IL NOSTRO PROGETTO DI IPPOTERAPIA E L’INNOVAZIONE DEL TREKKING A CAVALLO
Forti di questo convincimento, abbiamo inserito al primo posto delle nostre attività l’ippoterapia. Perché proprio il cavallo?
Perché il rapporto tra uomo e cavallo ha alla base proprio l’emozione di poter cavalcare, domare, utilizzare uno degli animali più belli ed eleganti che la natura ci offre. La nostra civiltà è nata e si è sviluppata proprio grazie a questo rapporto con il cavallo. Salire in sella, sentire sotto di sé la potenza di un corpo vivo pulsante che al tuo comando si muove, galoppa, ti porta lontano e ti fa sentire “signore” che dall’alto osserva e guida, è una emozione che si rinnova sempre, ed è alla base di quel sentimento di affetto e di rispetto che si instaura tra cavaliere e cavallo. Noi pensiamo che questa emozione possa scattare anche in un ragazzo autistico nonostante sembri vivere in un’altra dimensione. Da questa considerazione abbiamo sviluppato un progetto di ippoterapia che è andato oltre ad un utilizzo del cavallo per qualche ora nel recinto di un maneggio. Abbiamo realizzato il trekking a cavallo di più giorni nel cuore verde d’ Italia, dal Lazio fino all’Appennino modenese. Un progetto ambizioso, di cui siamo fieri perché, fino a prova contraria, siamo stati i primi a realizzarlo nel nostro Paese. Il progetto “Cavalcando l’autismo” si è svolto in tre anni, in estate, con tappe nel Lazio, in Umbria, in Toscana, fino all’ Emilia, con l’impegno di portare i ragazzi a cavallo ogni volta per una settimana intera, lontani dai genitori e affidati a operatori e cavalieri che hanno lavorato sulla loro autonomia. Abbiamo trasformato i nostri ragazzi in veri cavalieri che hanno attraversato, boschi, sentieri tra i campi coltivati, hanno guadato un fiume (il Treja nel Lazio), hanno superato passi di montagna, continuamente sollecitati ad osservare luoghi bellissimi mai visti prima, lontani da mamma e papà.
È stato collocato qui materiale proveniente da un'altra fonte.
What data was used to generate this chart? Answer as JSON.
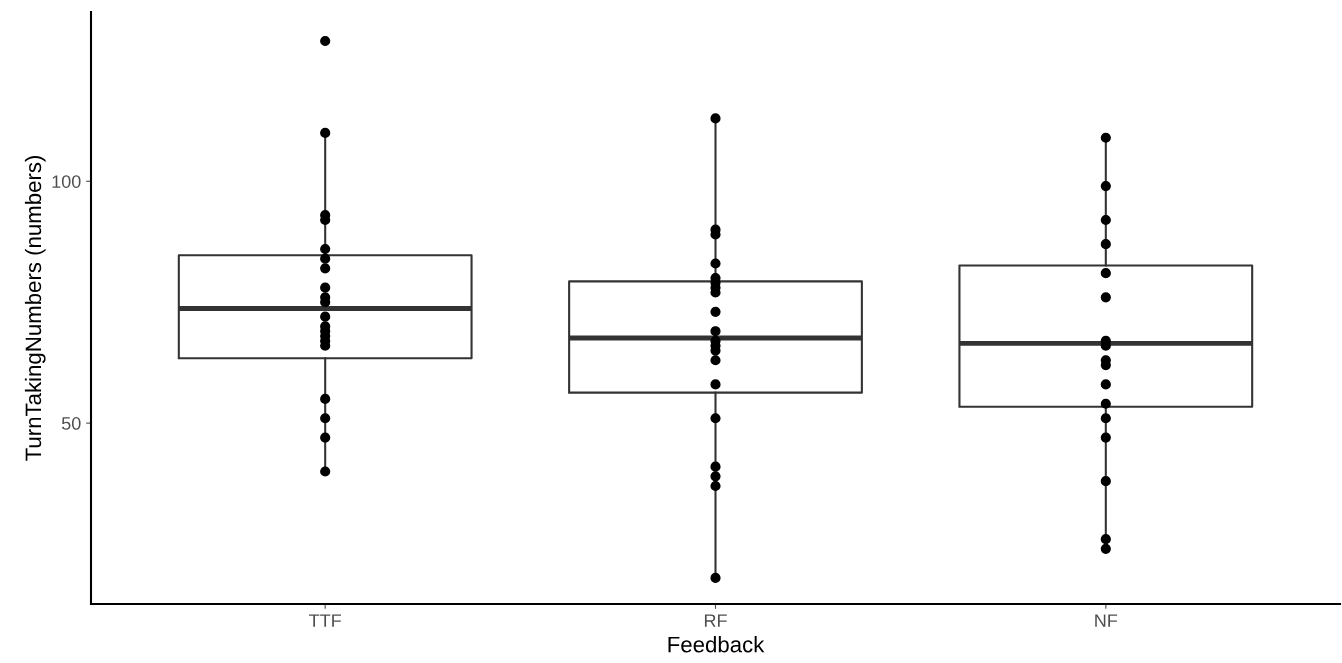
{
  "chart_data": {
    "type": "box",
    "xlabel": "Feedback",
    "ylabel": "TurnTakingNumbers (numbers)",
    "categories": [
      "TTF",
      "RF",
      "NF"
    ],
    "boxes": [
      {
        "low": 40,
        "q1": 63.4,
        "median": 73.7,
        "q3": 84.7,
        "high": 110
      },
      {
        "low": 18,
        "q1": 56.3,
        "median": 67.6,
        "q3": 79.3,
        "high": 113
      },
      {
        "low": 24,
        "q1": 53.4,
        "median": 66.5,
        "q3": 82.6,
        "high": 109
      }
    ],
    "color": "#333333",
    "series": [
      {
        "type": "scatter",
        "color": "#000000",
        "x": [
          "TTF",
          "TTF",
          "TTF",
          "TTF",
          "TTF",
          "TTF",
          "TTF",
          "TTF",
          "TTF",
          "TTF",
          "TTF",
          "TTF",
          "TTF",
          "TTF",
          "TTF",
          "TTF",
          "TTF",
          "TTF",
          "TTF",
          "TTF"
        ],
        "values": [
          129,
          110,
          93,
          92,
          86,
          84,
          82,
          78,
          76,
          75,
          72,
          70,
          69,
          68,
          67,
          66,
          55,
          51,
          47,
          40
        ]
      },
      {
        "type": "scatter",
        "color": "#000000",
        "x": [
          "RF",
          "RF",
          "RF",
          "RF",
          "RF",
          "RF",
          "RF",
          "RF",
          "RF",
          "RF",
          "RF",
          "RF",
          "RF",
          "RF",
          "RF",
          "RF",
          "RF",
          "RF",
          "RF",
          "RF"
        ],
        "values": [
          113,
          90,
          89,
          83,
          80,
          79,
          78,
          77,
          73,
          69,
          67,
          66,
          65,
          63,
          58,
          51,
          41,
          39,
          37,
          18
        ]
      },
      {
        "type": "scatter",
        "color": "#000000",
        "x": [
          "NF",
          "NF",
          "NF",
          "NF",
          "NF",
          "NF",
          "NF",
          "NF",
          "NF",
          "NF",
          "NF",
          "NF",
          "NF",
          "NF",
          "NF",
          "NF",
          "NF",
          "NF",
          "NF",
          "NF"
        ],
        "values": [
          109,
          99,
          92,
          87,
          81,
          76,
          67,
          null,
          null,
          null,
          66,
          63,
          62,
          58,
          54,
          51,
          47,
          38,
          26,
          24
        ]
      }
    ],
    "marker": "circle",
    "ylim": [
      12.6,
      135
    ],
    "yticks": [
      50,
      100
    ],
    "grid": false,
    "legend": false
  }
}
Soprattutto abbiamo reso i nostri ragazzi consapevoli di dover guidare un grosso animale che era sotto il loro comando. La loro giornata era strutturata in maniera tale da controllare la loro ansia e accrescere la loro fiducia nel poter stare senza i genitori, circondati dall’ affetto e dalla sollecitudine dei loro accompagnatori. La partenza avveniva molto presto, con la cura e il foraggio per il cavallo, poi la cavalcata per tutta la mattinata, con soste in posti ombrosi e pranzo al sacco. Il resto della giornata si svolgeva in agriturismi, da noi prenotati lungo il percorso, tutti rigorosamente con la piscina, cene con tanto buon cibo, e poi a letto. In genere i ragazzi autistici hanno un pessimo rapporto con il sonno ma la settimana a cavallo regolarizzava il ritmo veglia-sonno, e li rendeva, con il passare dei giorni, più sicuri e più curiosi.
Queste settimane di trekking a cavallo di circa 100 chilometri ciascuna hanno avuto un buon riscontro sulla stampa e in televisione, con servizi della Rai. Citiamo quello da Avigliano Umbro, arrivo della prima edizione di “Cavalcando l’autismo”, dove Mogol ci ha accolto nella sua tenuta che, peraltro, è sede di una scuola musicale di fama internazionale, il CET.
Abbiamo dimostrato, in sostanza, che i ragazzi autistici possono fare con successo attività che sembrano a loro negate, possono provare il piacere di stare in sella e avere un rapporto empatico con il cavallo. Soprattutto dominano le loro ansie e controllano le loro stereotipie. Quando li abbiamo “riconsegnati” ai genitori, più di uno ha detto “mio figlio è cresciuto”.